Waiting for a streaming data warehouse? It just Materialize-d

Waiting for a streaming data warehouse? It just Materialize-d

Materialize has officially launched its eponymous streaming data warehouse, making the code available on GitHub and opening a waiting list for a cloud-based version.

In a blog announcing the product, co-founders Arjun Narayan and Frank McSherry said despite the onset of cloud-native infrastructure, “data still doesn’t move as fast as it should”.

Their answer, unsurprisingly perhaps, lies in streaming architectures, with data processing pivoting from “a query-based ‘polling’ design – with staleness built in – to a reactive model that responds to changes the moment they happen. It also bypasses repeated work on unchanged data, which allows it to scale to substantially larger volumes of work.”

“Many people hoped that event-streaming itself would be the revolution,” they continue, but “Cobbled together with free software, streaming is indeed an exciting development, but today requires huge sacrifices in interoperability, flexibility, and ease of use.”

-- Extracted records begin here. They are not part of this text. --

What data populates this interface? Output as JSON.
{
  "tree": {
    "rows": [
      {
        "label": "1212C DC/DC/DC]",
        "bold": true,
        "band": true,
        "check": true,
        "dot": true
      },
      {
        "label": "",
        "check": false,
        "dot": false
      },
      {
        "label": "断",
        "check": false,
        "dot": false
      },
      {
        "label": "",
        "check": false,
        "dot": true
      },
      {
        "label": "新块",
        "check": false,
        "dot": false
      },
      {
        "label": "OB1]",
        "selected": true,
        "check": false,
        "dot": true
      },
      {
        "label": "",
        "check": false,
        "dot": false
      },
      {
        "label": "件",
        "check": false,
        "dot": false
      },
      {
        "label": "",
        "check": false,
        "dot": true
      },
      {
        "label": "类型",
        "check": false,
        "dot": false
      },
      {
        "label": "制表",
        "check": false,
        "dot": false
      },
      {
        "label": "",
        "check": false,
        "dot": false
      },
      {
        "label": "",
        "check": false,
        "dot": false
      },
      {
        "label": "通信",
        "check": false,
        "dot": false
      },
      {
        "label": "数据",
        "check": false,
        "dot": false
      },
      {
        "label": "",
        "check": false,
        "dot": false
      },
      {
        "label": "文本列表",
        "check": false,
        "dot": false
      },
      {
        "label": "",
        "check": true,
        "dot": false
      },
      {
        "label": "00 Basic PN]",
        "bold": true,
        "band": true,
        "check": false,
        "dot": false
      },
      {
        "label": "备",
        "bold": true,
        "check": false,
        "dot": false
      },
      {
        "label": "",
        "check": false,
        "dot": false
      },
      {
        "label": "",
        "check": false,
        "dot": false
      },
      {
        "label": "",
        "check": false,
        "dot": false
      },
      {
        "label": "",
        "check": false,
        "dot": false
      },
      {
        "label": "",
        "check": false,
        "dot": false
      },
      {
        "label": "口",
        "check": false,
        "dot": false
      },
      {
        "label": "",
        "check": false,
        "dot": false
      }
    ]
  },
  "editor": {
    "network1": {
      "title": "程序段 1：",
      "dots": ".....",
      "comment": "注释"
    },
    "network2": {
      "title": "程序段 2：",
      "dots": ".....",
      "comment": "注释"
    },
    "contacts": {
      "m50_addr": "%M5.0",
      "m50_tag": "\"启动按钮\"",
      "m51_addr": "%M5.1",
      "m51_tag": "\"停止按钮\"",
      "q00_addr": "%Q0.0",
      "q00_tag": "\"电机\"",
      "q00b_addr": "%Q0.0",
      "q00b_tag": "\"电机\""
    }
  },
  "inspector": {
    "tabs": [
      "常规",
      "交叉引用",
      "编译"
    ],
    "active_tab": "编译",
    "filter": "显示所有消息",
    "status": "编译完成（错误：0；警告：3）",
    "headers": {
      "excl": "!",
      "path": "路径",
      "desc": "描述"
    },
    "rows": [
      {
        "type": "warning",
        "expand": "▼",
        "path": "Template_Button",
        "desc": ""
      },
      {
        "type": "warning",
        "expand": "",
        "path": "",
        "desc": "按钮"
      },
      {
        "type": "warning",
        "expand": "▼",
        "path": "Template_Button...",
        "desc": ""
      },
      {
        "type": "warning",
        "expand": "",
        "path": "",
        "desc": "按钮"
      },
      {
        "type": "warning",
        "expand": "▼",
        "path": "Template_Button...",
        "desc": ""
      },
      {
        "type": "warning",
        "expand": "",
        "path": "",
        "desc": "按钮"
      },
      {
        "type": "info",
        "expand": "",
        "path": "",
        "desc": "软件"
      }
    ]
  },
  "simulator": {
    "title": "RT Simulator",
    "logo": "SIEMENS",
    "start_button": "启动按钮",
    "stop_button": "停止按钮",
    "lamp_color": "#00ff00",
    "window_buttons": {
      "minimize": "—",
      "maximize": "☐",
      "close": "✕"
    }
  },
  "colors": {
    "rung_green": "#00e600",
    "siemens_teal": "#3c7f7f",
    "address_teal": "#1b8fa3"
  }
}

Materialize, they argue is “the first Streaming Data Warehouse” which will connect with existing event streaming architecture, while to the client, “it walks and quacks like Postgres.”

The product is written in Rust, and based on the McSherry-driven Timely Dataflow model, according to the project’s GitHub page. Right now it reads Avro, Protobuf, JSON, and newline-delimited text and can read data from Kafka topics or tail local files.

The developers say support for AWS Kinesis streams and Azure Event Hub, for reading ORC and Parquet files on object storage, and for “getting data in from arbitrary HTTP endpoints” are all coming soon.

Once data is in, it adds, users can “define views and perform reads via the PostgreSQL protocol” while they can use “any PostgreSQL-compatible driver in any language/environment to make SELECT queries against your views. Alternatively, it can be configured to stream results to a Kafka topic.

The company describes it as “source available” under the BSL 1.1 converting to the open-source Apache 2.0 license after four years. It will be “free forever on a single node” with additional features such as high availability coming under a paid cloud service, which is currently operating a waiting list.

The company has been launched by former Cockroach Labs engineer Arjun Narayan, who is CEO, and Microsoft Research Alum Frank McSherry, who is chief scientist. The top rank is rounded out by head of engineering, and Cockroach and Dropbox veteran, Cuong Do, and Craig Breslawski, who is head of sales and marketing.